Hi David,
what's the state backend you use for Flink? The default probably would
be FsStateBackend, which stores whole state in memory of TaskManager.
That could explain the behavior you are seeing, as the deduplication has
to store all seen keys in memory. I'm afraid that although the key is
cleared after timeout, the key still leaves a record in the
TaskManager's heap (this is the case for non-portable runner, there are
some timers associated with each key set for the end of window - this
_might_ need fixing, as it seems suboptimal). You can confirm this by
taking heap dump of TaskManager and look for timer-related objects.
You can try different state backend - RocksDBStateBackend, which would
store the data on disk. However, this state backend has known (memory
related) issues when running on k8s, these issues were fixed in Flink
1.10.0, so you probably would have to use at least that version (or
better 1.10.1). Another consideration of this is that storing state in
RocksDB has performance implications (because data is located on disk).
Another (sort of hackish, but maybe actually useful) solution could be
to apply the deduplication in two successive fixed overlapping windows
(e.g. two 1 minute windows, shifted by 30 seconds), because when window
expires, the timers should be cleared and that could limit the number of
keys actually held in memory. There needs to be two deduplications,
because events on boundary of the first window would not be deduplicated.
Hope this helps,
Jan
On 8/10/20 10:14 PM, David Gogokhiya wrote:
It roughly takes multiple days (~5 days) to reach the memory limit. It
looks like Beam's last operator stops producing any events (image link
<https://pasteboard.co/JlLuG5T.png>) once the taskmanager's memory
usage hits its limit (image link
<https://pasteboard.co/JlLvok4s.png>). After that the Beam is being
stuck in this degraded state not being able to produce any events.
It's worth noting that regular cluster restart with keeping the
previous state doesn't help. Immediately after the restart,
taskmanager's memory usage goes back to it's before restart value.

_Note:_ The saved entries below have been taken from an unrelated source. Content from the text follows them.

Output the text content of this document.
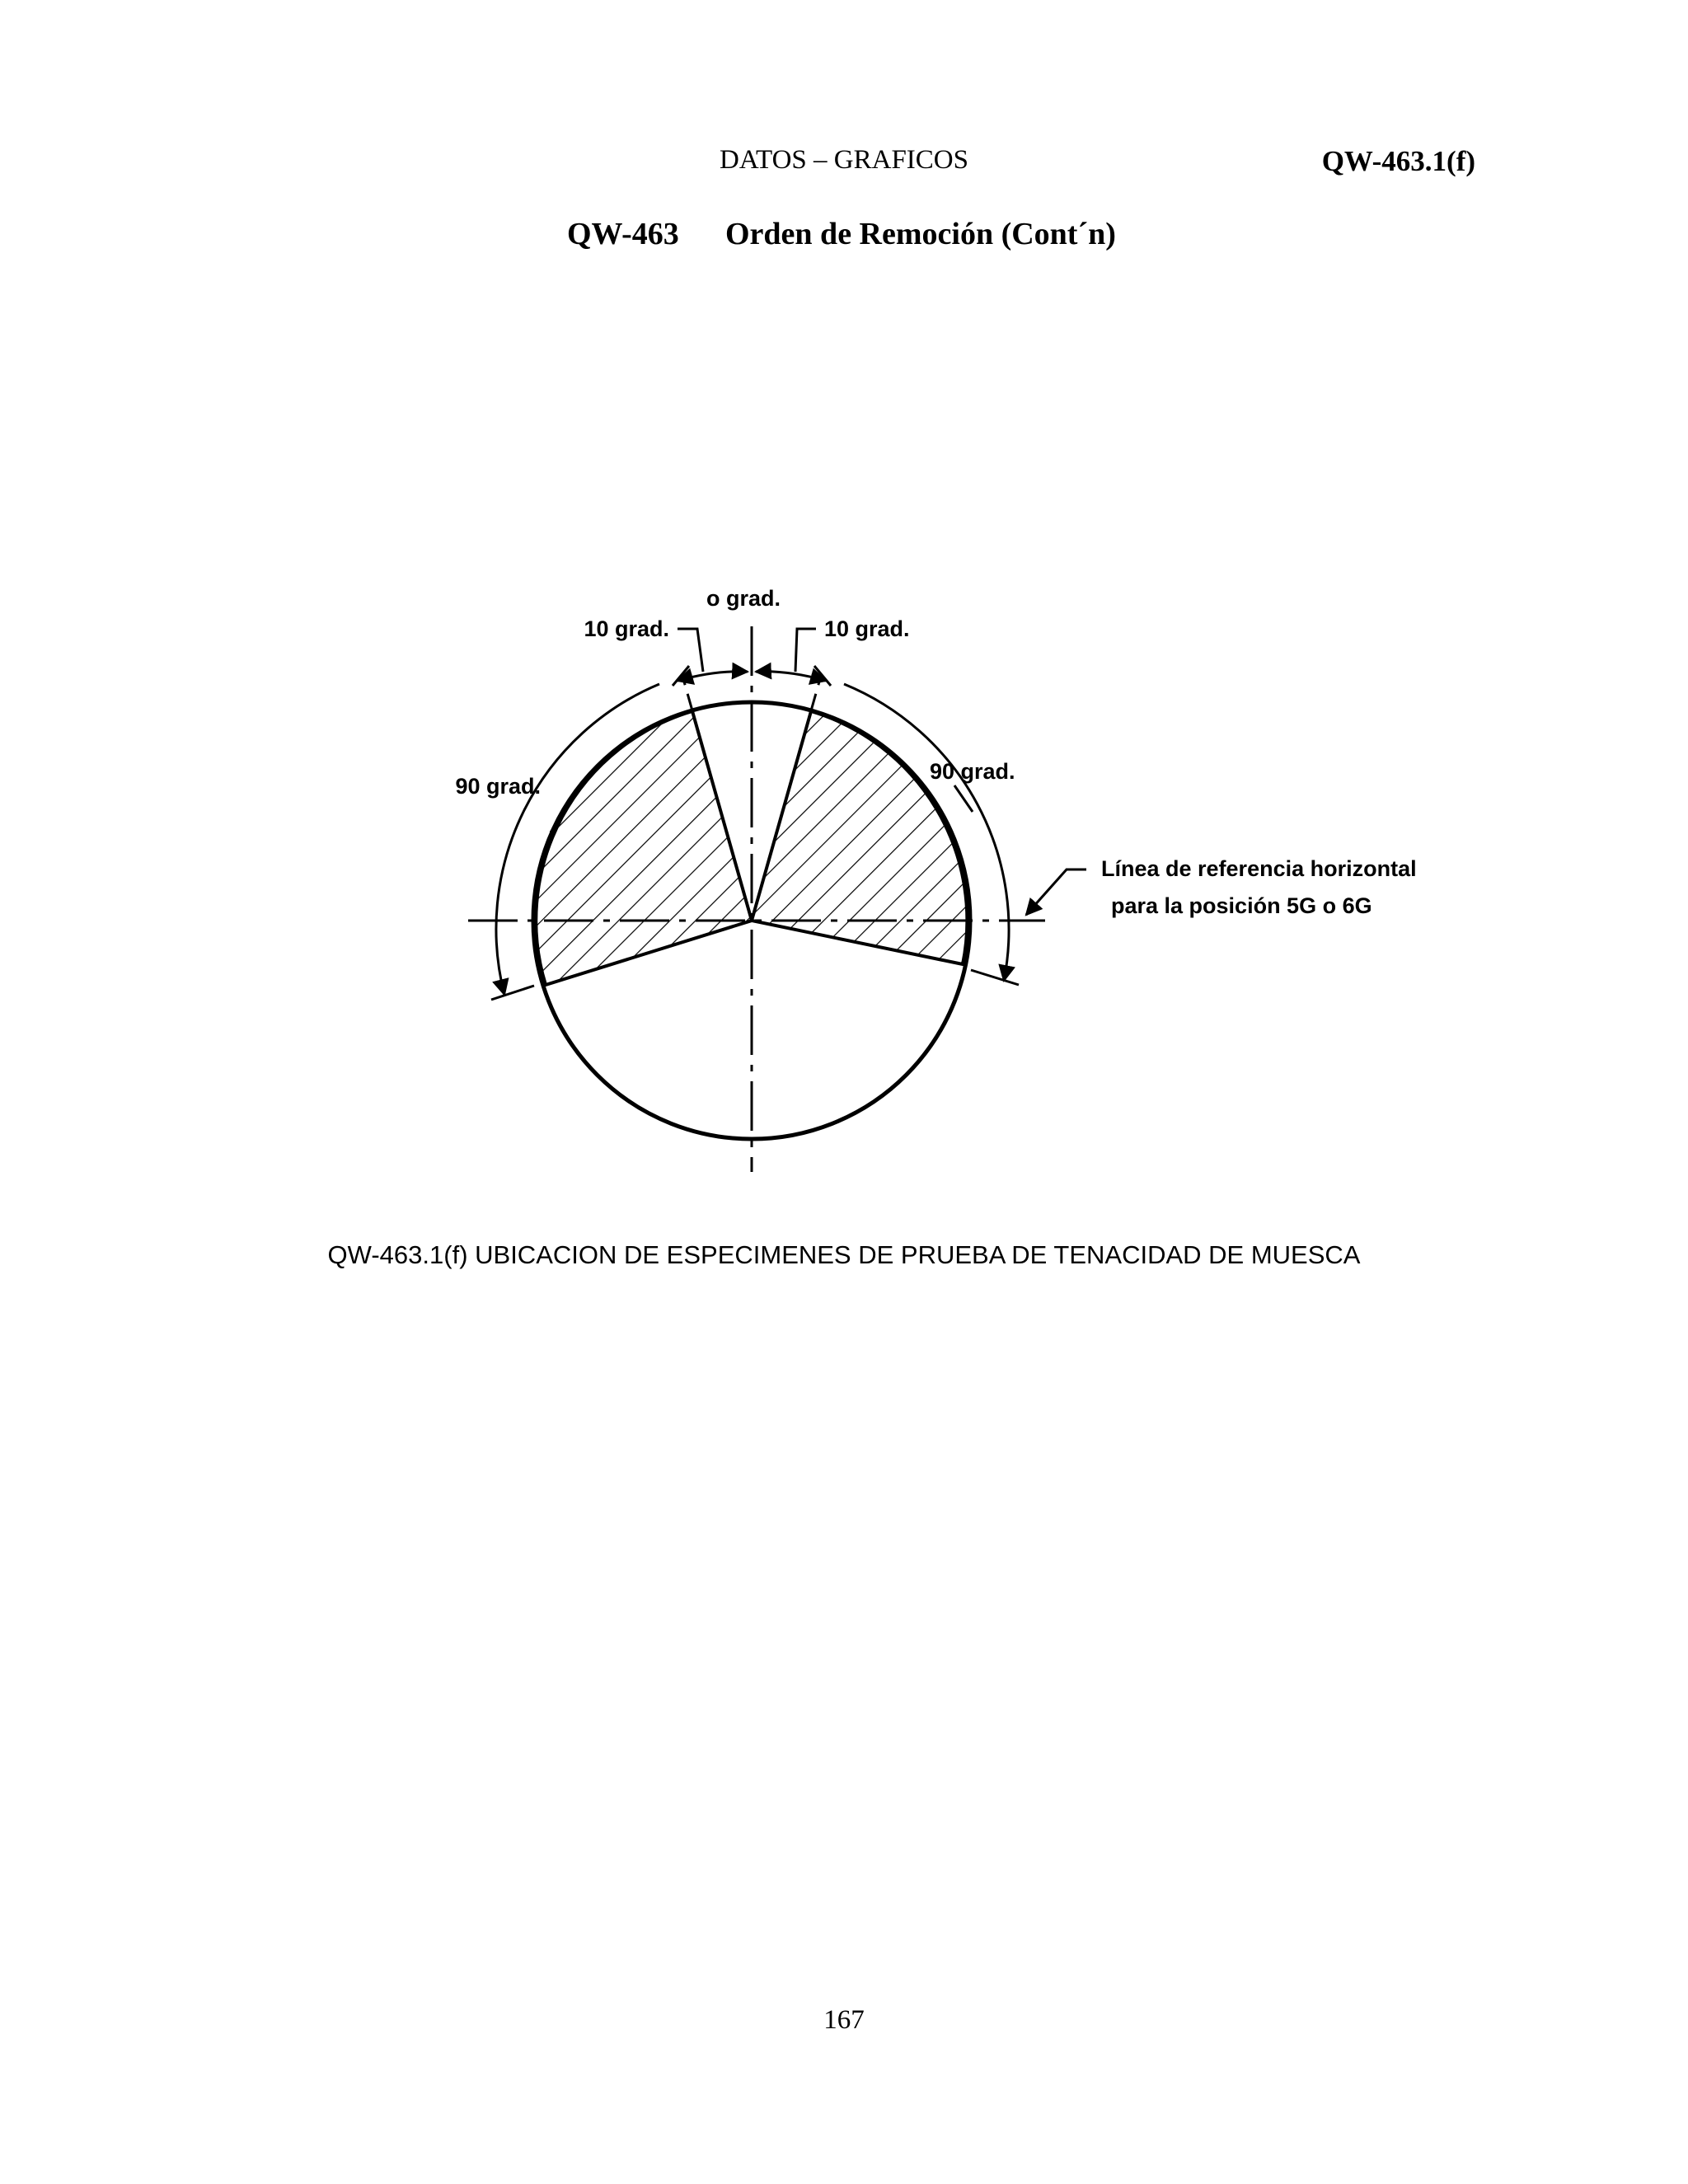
DATOS – GRAFICOS	QW-463.1(f)
QW-463 Orden de Remoción (Cont´n)
o grad.
10 grad.	10 grad.
90 grad.
90 grad.
Línea de referencia horizontal
para la posición 5G o 6G
QW-463.1(f) UBICACION DE ESPECIMENES DE PRUEBA DE TENACIDAD DE MUESCA
167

Beam still doesn't produce any events at this point. The only thing
that helps is restarting the cluster with dropping the previously
saved state. Only in this case, Beam starts functioning as expected.

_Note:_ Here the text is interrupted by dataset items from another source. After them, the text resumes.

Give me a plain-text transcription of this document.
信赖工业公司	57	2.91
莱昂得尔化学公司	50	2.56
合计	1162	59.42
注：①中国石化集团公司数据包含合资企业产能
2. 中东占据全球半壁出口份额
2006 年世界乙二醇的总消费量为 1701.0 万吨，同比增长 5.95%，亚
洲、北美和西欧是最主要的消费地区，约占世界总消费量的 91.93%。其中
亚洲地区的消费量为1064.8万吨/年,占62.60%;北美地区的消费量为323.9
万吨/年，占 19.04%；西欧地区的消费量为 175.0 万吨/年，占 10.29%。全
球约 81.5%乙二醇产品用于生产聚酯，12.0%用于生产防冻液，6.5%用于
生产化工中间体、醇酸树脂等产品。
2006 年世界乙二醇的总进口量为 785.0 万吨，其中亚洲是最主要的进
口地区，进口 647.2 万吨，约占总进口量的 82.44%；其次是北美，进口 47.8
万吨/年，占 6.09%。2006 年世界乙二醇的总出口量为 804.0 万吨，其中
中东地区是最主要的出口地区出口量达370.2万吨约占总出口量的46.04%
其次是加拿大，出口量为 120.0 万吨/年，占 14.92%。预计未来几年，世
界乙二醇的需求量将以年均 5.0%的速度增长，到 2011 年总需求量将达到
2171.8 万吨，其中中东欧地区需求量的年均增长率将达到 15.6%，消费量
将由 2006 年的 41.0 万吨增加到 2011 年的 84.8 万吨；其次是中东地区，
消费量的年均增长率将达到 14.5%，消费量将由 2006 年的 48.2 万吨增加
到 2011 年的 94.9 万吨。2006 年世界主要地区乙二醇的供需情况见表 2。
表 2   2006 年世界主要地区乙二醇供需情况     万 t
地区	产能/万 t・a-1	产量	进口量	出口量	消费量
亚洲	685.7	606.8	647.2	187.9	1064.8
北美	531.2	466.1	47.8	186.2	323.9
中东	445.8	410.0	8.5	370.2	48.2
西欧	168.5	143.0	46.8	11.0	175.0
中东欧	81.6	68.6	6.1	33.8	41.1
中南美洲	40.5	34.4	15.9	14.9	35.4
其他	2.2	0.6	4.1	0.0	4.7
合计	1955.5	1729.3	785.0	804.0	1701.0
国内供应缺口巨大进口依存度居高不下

I am still trying to understand whether infinitely growing
taskmanager's memory usage is an expected behavior or not?
Sincerely,
David
On Thu, Aug 6, 2020 at 3:19 PM David Gogokhiya <david...@yelp.com
<mailto:david...@yelp.com>> wrote:
Hi,
We recently started using Apache Beam version 2.20.0 running on
Flink version 1.9 deployed on kubernetes to process unbounded
streams of data. However, we noticed that the memory consumed by
stateful Beam is steadily increasing over time with no drops no
matter what the current bandwidth is. We were wondering if this is
expected and if not what would be the best way to resolve it.
More Context
We have the following pipeline that consumes messages from the
unbounded stream of data. Later we deduplicate the messages based
on unique message id using the deduplicate function
<https://beam.apache.org/releases/pydoc/2.22.0/_modules/apache_beam/transforms/deduplicate.html#DeduplicatePerKey>.
Since we are using Beam version 2.20.0, we copied the source code
of the deduplicate function
<https://beam.apache.org/releases/pydoc/2.22.0/_modules/apache_beam/transforms/deduplicate.html#DeduplicatePerKey>from
version 2.22.0. After that we unmap the tuple, retrieve the
necessary data from message payload and dump the corresponding
data into the log.
Pipeline:
Flink configuration:
As we mentioned before, we noticed that the memory usage of the
jobmanager and taskmanager pod are steadily increasing with no
drops no matter what the current bandwidth is. We tried allocating
more memory but it seems like no matter how much memory we
allocate it eventually reaches its limit and then it tries to
restart itself.
Sincerely, David